Il semble qu'il existe chez cette espèce une vraie "volonté" d'utiliser les bateaux : ainsi, un matin de juin 2005, au Sri Lanka, un observateur a vu des dizaines d'oiseaux quittant le port de Negumbo pour rejoindre des catamarans de pêcheurs. Des Corbeaux à gros bec (Corvus macrorhynchos), moins nombreux, ont aussi été observés en mer.
Le Corbeau pie (Corvus albus) est une espèce subsaharienne présente dans une grande partie de l’Afrique : le 26 novembre 2002, un individu a été vu et photographié en haute mer posé sur un bateau de pêche à la palangre à 122 milles nautiques du Cap Barbas (Sahara occidental) et à 125 milles au sud de Gran Canaria (îles Canaries) à 11 heures du matin. Ce comportement pourrait expliquer l'observation en janvier 2003 d'un oiseau près de Retamar dans la province d'Almería (Espagne).
Des oiseaux échappés de cages à bord de navires
Des oiseaux, transportés le plus souvent de façon illicite dans des cages à bord de navires, peuvent s'échapper ou bien être relâchés par les trafiquants à l'approche des côtes ou des bateaux des garde-côtes : c'est le cas de certains passereaux, de perroquets, ...
Certains pense que les Harfangs des neiges (Bubo scandiacus) observés durant l'hiver 2000 dans quelques ports d'Europe de l'Ouest (Belgique, Grande-Bretagne, Pays-Bas) auraient été transportés illégalement sur des cargos et relâchés par les trafiquants (désireux de profiter du phénomène de la "chouette d'Harry Potter") à l'approche des côtes par peur des contrôles.

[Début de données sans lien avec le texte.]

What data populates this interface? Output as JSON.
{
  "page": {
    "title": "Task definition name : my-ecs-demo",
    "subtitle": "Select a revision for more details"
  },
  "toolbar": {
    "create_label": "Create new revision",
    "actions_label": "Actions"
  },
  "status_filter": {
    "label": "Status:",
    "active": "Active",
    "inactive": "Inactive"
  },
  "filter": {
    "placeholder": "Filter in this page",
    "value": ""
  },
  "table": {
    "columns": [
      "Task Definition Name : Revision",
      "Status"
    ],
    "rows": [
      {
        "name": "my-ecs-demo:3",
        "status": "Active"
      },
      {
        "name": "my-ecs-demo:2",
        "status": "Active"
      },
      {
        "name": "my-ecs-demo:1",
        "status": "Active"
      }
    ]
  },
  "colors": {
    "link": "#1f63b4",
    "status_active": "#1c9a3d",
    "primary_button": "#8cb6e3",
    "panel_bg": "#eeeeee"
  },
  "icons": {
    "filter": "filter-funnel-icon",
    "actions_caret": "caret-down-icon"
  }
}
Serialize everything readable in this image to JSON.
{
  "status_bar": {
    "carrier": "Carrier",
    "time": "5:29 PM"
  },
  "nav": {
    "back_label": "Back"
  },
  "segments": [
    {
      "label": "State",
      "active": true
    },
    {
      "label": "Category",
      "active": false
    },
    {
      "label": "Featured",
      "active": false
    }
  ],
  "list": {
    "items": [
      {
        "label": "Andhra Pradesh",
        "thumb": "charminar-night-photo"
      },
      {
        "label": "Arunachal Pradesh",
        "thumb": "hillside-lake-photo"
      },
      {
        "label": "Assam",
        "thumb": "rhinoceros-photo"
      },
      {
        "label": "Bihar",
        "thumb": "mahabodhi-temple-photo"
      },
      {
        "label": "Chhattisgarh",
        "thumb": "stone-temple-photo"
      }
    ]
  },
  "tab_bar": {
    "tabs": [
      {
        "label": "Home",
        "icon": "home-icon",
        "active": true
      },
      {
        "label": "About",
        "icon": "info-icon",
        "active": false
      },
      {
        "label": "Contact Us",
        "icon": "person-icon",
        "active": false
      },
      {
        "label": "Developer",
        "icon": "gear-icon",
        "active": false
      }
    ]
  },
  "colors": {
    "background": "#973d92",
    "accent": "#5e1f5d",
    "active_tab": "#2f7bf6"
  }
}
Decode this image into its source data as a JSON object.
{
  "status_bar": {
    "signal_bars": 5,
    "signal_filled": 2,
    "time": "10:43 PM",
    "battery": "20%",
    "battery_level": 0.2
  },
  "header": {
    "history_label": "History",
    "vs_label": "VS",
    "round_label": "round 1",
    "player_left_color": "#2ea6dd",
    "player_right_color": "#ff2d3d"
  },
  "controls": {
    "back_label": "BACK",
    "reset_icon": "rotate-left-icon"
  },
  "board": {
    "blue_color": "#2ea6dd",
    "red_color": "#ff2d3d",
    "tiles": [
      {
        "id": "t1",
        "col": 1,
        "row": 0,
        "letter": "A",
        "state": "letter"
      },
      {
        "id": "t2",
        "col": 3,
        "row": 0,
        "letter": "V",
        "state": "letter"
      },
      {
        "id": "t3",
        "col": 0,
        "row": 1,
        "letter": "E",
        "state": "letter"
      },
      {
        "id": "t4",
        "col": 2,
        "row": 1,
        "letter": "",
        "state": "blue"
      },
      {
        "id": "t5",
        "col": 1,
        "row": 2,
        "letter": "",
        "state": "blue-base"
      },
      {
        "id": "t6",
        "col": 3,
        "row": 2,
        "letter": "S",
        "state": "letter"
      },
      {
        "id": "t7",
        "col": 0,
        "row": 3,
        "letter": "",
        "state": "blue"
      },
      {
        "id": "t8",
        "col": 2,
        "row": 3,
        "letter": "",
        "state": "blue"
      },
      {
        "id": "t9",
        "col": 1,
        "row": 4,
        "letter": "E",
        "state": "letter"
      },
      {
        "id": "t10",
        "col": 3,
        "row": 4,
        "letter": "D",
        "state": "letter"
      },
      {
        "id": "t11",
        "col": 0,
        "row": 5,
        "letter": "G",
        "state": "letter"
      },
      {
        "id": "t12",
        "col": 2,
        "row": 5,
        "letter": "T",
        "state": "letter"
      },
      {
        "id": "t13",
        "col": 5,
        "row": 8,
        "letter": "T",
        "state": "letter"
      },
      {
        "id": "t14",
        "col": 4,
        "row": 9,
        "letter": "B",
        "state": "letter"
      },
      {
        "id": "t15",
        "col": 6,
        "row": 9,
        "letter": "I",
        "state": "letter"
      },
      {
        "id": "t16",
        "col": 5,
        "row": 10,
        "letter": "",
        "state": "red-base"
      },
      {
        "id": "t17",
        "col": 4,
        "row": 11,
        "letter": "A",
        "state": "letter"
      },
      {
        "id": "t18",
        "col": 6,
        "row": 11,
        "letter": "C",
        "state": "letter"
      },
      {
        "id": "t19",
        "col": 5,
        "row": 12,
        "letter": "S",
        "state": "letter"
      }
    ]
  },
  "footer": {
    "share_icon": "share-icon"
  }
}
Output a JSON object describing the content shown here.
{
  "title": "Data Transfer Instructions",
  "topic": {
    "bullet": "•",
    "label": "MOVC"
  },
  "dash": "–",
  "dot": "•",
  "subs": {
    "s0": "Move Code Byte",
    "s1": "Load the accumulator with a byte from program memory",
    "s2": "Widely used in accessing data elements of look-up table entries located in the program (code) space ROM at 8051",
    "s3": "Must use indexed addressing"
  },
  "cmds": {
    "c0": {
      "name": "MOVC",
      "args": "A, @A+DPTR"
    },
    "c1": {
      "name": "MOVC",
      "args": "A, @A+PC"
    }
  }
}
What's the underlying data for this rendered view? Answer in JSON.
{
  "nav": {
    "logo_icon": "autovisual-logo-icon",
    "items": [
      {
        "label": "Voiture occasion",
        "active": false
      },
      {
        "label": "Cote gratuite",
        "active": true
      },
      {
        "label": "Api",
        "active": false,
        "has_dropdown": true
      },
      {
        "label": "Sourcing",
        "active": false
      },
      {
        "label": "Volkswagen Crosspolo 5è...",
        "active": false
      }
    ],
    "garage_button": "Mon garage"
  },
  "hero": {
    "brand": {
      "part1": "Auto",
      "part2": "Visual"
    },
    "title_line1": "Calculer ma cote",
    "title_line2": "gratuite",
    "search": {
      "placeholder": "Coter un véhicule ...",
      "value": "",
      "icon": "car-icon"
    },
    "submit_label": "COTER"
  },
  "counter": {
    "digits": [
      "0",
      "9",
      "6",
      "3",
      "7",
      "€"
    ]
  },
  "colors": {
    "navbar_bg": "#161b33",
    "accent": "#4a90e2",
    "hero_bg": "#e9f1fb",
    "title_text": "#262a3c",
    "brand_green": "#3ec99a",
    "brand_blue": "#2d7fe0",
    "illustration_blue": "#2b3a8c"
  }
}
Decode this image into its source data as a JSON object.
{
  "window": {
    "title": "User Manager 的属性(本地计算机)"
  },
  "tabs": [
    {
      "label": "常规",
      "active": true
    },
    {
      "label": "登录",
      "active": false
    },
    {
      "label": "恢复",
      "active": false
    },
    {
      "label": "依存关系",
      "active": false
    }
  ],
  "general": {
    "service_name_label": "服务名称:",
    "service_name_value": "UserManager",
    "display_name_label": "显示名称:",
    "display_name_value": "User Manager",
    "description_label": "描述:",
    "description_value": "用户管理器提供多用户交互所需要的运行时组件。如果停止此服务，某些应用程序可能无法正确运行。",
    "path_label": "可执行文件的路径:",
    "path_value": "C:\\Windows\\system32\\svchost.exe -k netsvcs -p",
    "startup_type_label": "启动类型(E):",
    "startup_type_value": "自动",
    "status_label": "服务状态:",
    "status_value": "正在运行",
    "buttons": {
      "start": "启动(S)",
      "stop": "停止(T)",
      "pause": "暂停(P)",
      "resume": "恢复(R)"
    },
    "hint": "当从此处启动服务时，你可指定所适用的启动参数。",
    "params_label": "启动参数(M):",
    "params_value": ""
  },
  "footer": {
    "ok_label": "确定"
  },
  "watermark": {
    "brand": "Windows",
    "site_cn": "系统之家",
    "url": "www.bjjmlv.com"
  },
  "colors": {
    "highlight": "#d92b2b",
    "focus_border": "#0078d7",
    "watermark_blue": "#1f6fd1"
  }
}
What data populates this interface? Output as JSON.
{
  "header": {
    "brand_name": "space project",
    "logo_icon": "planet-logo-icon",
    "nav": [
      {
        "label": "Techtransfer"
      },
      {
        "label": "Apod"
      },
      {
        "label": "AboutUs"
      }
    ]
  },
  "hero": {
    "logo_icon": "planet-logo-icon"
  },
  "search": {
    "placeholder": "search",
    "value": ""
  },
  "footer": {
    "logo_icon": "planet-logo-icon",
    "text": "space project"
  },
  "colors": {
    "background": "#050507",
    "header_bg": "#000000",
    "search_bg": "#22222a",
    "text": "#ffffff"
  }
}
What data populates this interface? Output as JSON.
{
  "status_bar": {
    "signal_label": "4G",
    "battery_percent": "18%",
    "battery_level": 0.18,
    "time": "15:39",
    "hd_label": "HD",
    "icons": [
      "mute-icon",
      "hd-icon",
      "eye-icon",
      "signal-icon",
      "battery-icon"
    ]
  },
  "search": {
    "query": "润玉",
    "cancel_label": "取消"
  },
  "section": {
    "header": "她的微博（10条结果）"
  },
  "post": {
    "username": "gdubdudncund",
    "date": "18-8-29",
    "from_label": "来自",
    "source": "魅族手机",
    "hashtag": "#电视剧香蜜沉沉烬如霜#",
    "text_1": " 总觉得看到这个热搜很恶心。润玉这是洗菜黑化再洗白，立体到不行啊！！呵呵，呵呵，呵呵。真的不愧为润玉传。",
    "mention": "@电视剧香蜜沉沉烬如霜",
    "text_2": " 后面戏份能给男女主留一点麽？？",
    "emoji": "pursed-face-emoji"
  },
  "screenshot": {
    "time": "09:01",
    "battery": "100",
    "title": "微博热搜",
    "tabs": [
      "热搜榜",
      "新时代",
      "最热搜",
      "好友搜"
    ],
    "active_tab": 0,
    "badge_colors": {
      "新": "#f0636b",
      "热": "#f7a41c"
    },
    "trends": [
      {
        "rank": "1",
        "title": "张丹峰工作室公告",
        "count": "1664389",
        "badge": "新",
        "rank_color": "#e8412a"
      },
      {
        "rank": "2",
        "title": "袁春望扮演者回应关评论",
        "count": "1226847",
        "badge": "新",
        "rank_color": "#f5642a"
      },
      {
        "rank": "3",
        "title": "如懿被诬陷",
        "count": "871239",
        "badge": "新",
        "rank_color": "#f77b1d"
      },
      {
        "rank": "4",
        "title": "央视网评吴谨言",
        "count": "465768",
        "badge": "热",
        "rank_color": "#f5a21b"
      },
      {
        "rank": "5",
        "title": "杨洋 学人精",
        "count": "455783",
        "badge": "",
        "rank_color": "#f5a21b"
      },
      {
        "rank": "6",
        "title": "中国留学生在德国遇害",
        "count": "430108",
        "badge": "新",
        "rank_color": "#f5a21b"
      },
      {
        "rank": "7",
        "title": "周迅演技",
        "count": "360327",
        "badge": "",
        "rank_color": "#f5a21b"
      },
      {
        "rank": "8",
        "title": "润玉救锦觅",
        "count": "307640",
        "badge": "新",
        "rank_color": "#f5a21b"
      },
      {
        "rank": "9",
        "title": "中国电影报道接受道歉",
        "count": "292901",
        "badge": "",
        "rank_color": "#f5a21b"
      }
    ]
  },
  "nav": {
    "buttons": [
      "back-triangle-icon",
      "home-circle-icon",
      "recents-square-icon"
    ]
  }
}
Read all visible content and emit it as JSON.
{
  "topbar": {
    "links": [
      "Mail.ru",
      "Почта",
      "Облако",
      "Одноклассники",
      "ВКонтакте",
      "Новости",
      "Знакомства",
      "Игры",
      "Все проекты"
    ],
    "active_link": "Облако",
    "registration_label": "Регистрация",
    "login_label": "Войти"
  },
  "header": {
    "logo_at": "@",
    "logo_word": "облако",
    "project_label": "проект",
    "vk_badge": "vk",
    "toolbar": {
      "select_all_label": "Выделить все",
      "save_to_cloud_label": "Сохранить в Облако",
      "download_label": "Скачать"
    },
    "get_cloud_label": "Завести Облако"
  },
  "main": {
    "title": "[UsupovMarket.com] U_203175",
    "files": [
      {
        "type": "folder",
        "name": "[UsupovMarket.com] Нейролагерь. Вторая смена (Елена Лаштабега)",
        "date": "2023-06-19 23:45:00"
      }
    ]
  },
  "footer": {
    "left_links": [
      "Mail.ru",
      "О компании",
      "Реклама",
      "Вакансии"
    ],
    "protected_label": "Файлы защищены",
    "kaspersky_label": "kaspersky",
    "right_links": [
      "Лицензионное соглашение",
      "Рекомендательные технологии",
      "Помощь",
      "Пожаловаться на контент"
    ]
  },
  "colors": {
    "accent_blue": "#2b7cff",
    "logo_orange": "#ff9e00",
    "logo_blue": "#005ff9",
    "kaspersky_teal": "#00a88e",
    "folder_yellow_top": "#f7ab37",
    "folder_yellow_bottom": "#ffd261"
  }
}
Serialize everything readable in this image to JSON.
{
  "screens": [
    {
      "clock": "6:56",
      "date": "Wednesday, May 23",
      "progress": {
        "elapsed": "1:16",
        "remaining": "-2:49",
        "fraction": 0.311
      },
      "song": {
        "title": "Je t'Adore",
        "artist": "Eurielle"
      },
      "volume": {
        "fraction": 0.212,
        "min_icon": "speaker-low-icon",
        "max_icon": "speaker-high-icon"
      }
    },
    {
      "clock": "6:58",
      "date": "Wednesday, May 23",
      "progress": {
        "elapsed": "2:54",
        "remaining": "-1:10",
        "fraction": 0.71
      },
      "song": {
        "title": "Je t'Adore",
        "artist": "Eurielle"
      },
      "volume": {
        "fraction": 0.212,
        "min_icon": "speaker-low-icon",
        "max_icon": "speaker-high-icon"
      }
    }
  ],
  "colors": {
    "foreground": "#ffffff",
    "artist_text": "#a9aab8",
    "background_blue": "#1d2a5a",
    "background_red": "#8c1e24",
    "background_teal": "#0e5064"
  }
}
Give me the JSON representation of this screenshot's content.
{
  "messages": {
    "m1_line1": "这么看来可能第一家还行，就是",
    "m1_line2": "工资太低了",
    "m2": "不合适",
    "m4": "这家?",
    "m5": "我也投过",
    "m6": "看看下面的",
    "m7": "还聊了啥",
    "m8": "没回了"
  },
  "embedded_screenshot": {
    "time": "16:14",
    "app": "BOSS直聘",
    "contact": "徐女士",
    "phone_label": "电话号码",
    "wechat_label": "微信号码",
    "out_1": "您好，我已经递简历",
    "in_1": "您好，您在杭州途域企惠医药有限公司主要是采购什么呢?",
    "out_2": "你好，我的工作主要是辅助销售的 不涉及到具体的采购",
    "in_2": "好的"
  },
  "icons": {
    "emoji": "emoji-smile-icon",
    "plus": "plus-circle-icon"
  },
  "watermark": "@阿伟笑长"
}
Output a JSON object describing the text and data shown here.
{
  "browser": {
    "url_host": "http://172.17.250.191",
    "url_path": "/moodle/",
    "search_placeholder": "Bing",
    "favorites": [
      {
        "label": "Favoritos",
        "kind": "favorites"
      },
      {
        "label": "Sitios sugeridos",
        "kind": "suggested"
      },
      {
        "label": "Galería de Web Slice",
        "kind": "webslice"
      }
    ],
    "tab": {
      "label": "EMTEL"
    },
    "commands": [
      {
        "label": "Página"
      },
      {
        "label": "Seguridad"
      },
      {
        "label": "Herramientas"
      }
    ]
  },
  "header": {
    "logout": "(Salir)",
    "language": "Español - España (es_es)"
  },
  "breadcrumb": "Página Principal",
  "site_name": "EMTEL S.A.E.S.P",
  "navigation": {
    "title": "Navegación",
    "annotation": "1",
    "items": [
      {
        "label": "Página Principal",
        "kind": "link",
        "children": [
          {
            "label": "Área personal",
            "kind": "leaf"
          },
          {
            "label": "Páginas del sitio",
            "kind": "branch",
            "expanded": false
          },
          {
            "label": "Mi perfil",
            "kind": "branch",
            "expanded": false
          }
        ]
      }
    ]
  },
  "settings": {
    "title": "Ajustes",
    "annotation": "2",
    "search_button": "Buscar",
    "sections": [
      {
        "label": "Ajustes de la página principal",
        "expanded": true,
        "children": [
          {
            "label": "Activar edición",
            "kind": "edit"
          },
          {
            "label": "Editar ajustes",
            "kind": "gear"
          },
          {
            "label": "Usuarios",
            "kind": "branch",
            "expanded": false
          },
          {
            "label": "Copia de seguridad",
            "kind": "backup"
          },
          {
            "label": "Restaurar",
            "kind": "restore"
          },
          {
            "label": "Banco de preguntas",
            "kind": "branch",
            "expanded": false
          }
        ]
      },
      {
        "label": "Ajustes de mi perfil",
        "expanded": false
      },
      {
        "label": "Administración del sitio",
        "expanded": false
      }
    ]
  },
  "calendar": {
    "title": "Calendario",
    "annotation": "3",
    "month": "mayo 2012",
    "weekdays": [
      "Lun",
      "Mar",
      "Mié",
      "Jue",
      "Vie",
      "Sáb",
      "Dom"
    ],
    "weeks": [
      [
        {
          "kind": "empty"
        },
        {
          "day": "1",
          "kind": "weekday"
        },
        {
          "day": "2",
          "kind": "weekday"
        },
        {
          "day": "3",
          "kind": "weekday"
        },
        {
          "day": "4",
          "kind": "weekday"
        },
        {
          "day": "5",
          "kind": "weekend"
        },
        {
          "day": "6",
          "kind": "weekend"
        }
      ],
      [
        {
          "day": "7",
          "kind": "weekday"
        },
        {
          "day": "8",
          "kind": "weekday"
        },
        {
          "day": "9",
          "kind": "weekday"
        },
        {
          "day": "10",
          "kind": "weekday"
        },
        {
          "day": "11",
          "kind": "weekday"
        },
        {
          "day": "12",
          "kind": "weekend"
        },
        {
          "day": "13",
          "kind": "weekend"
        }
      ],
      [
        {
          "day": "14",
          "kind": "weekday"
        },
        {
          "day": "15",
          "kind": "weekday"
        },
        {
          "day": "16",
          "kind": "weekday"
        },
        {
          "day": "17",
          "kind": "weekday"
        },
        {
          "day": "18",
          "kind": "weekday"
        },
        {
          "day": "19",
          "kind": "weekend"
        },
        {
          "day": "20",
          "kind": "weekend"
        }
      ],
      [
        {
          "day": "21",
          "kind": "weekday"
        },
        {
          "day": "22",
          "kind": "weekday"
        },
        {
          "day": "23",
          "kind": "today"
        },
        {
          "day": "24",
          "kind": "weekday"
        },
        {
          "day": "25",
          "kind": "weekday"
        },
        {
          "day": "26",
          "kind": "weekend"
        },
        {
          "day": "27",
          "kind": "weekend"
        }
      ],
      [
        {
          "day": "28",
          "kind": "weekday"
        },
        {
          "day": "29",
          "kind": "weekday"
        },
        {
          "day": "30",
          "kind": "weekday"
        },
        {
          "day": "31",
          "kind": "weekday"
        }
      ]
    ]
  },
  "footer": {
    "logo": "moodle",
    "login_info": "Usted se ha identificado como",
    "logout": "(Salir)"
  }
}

Mais pour d'autres, il s'agissait d'oiseaux canadiens sauvages pris dans une tempête en mer (on sait que cette espèce hiverne aussi sur la banquise) et qui se seraient posés sur des cargos traversant l'Atlantique.
Quel statut ?
Quand un observateur trouve un oiseau qui a visiblement voyagé à bord d'un navire, peut-il le "cocher" ? Pour le British Ornithologist's Union, une telle donnée est acceptée depuis 2005 si la survie de l'oiseau n'a pas été permise par une aide humaine directe (par exemple : la fourniture de nourriture ou d'eau).
Ouvrages recommandés
■Le guide Ornitho de Killian Mullarney
■Rare Birds in Britain and Ireland de J. N. Dymond et al
Sources
■Alan Henry (2008). Ship Assisted Vagrant *mega*. Birding in the Falkland Islands.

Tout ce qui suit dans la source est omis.